According to a story from Healio, the results from a recent phase 2A clinical trial have demonstrated the effectiveness of an experimental drug in treating congenital adrenal hyperplasia (CAH). The investigational product candidate, known as tildacerfont, is being developed by Spruce Biosciences. With no treatments for the disease approved by the US Food and Drug Administration (FDA), the findings could herald a potential breakthrough in the treatment of the disorder.
About Congenital Adrenal Hyperplasia
Congenital adrenal hyperplasia (CAH) is a group of several related genetic disorders that appear as a result of certain genetic mutations that affect the production of sex steroids, mineralocorticoids, and glucocorticoids. The different variants of congenital adrenal hyperplasia are distinguished by which gene is affected. Symptoms vary depending on the sex of the patient and the form of the disorder. These symptoms can include hypogonadism, infertility, vomiting, undervirilization (in males), ambiguous genitalia (in females), early puberty or delayed puberty, rapid growth, menstrual irregularities, and excessive facial hair. Management of congenital adrenal hyperplasia typically involves supplementation of the substance that is affected, such as replacement glucocorticoids, mineralocorticoids, or sex steroids. Other treatments may be used to control growth rate. There is no known cure for these disorders. To learn more about congenital adrenal hyperplasia, click here.
About The Trial
Adult patients in the study were treated once a day with the drug for a period of twelve weeks. The drug was able to significantly reduce androgen levels. 11 patients in total participated in the trial and received tildacerfont at a dose level of 400 mg. The treatment was able to bring down androgen levels by a mean of 74 percent for adrenocorticotropic hormone (ACTH), 55 percent for androstenedione, and 82 percent for 17-hydroxyprogesterone (17-OHP), a steroid hormone.

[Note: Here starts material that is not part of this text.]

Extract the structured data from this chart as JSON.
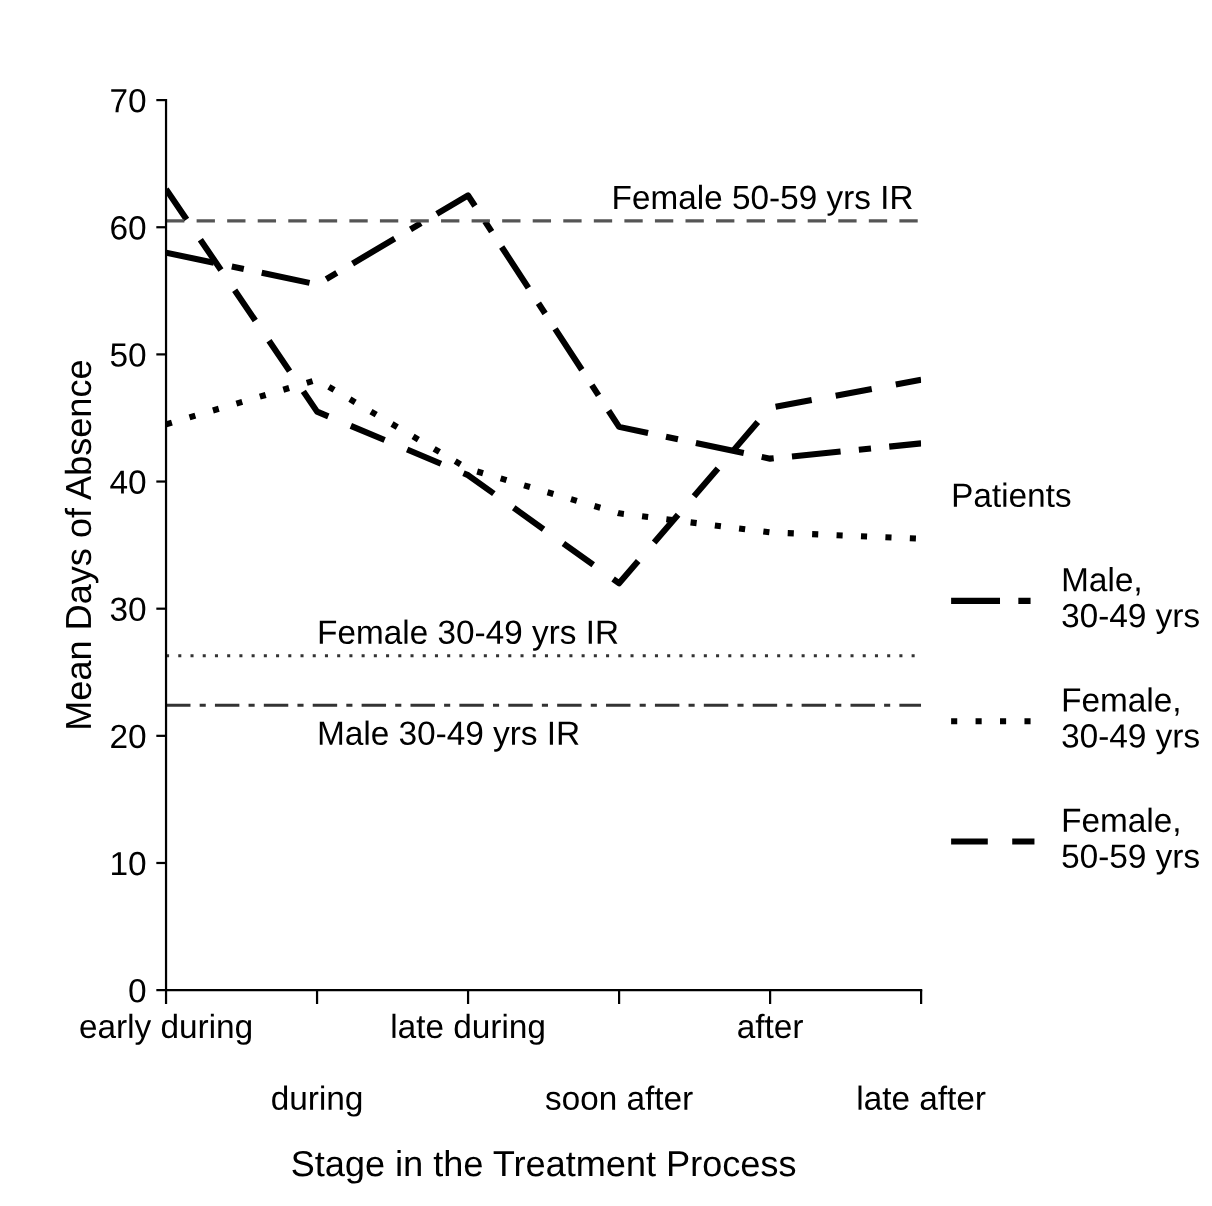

Tildacerfont is designed as an antagonist of the corticotropin-releasing factor type-1 receptor that allows it to directly target ACTH and other hormones. These findings suggest that it could be the first non-steroidal method for treating the disorder. However, the drug is still far from approval and must continue through the remaining regulatory process. Hopefully, future trials will reinforce the encouraging results from this study.